In this case, you should be able to simplify:
\frac{\cos(nx)\sin((n+1)x)}{sin(x)}-\frac{\cos((n-1)x)\sin(nx)}{sin(x)}
and end up with:
\cos(2nx)

 

[moo5003]

Well.. I believe I have the right form for the geometric series but I'm having trouble simplifying it to the form of the answer. Just so I don't keep trying on something incorrec to begin with. The geometric series should go to something of the nature of:

Real Part of: (1-e^(2i(n+1)x))/(1-e^(2ix))

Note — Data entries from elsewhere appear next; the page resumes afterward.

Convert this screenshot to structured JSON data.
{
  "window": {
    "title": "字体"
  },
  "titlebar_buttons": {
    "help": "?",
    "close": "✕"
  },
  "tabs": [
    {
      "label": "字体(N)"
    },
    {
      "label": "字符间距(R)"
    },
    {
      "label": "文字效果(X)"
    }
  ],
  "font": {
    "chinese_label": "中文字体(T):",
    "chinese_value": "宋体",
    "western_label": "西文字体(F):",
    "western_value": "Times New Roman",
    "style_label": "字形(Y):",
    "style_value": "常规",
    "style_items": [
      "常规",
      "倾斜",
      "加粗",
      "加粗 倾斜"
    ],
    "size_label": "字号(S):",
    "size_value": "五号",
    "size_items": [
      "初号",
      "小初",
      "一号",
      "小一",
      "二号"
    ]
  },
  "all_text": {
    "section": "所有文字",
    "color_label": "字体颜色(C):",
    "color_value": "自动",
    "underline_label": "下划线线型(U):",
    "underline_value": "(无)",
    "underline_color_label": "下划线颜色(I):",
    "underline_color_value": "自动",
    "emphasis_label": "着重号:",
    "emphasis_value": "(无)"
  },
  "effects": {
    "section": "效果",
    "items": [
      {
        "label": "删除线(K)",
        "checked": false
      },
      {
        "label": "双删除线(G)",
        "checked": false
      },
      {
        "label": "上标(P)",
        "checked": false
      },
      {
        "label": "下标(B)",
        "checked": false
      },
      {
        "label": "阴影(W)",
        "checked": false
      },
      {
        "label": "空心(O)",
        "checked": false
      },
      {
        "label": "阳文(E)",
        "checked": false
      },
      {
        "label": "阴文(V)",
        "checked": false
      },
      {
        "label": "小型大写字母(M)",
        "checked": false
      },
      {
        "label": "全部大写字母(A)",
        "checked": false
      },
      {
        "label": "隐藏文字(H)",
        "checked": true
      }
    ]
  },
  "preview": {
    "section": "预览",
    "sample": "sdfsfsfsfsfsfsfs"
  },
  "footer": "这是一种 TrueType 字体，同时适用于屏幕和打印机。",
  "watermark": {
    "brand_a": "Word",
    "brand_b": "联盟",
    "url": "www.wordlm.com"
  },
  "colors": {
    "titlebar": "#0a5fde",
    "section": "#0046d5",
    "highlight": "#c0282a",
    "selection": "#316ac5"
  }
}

I'll keep working on simplification.

 

[genneth]

\frac{1-e^{2i(n+1)x}}{1-e^{2ix}} = \frac{e^{-ix} - e^{i(2n+1)x}}{e^{-ix} - e^{ix}} = \frac{e^{i(2n+1)x} - e^{-ix}}{2i \sin x}

The real part of which is

\frac{1}{\sin x} \frac{\sin\left((2n+1)x\right) - \sin (-x)}{2}

Now apply some trig identities!

 

[moo5003]

Sorry for the incredibly late response, I just did the problem using both methods thanks to your help. Overall I would say NateTG's method is a little bit easier and more intuitive since you don't have to go through the process of finding the real portion.

Basically from where Nate left off:
(Disregarding Denominator for now)

= 1/2[ (sin((2n+1)x)+sin(x)) - (sin((2n-1)x)+sin(x))]

= 1/2[sin((2n+1)x)-sin((2n-1)x)]

= cos(2nx)sin(x)

Sin(x) cancels due to denominator

= cos(2nx).

Note: The problems we are doing are practice for the Putnam exam near the end of the semester, I'm wondering how wise it would be to memorize the trig identities since it was obviously needed for this problem.

 

[Dick]

It's less important to memorize the trig identities than to know which ones exist. If you are practicing for the putnam you should be able to derive the one you want pretty fast. A recent thread showed that it's really handy to be able to remember sqrt(1+cos(t)) can be simplified with a half-angle formula. Once you know that its easy to derive. If you don't know such a thing exists, it can be hard.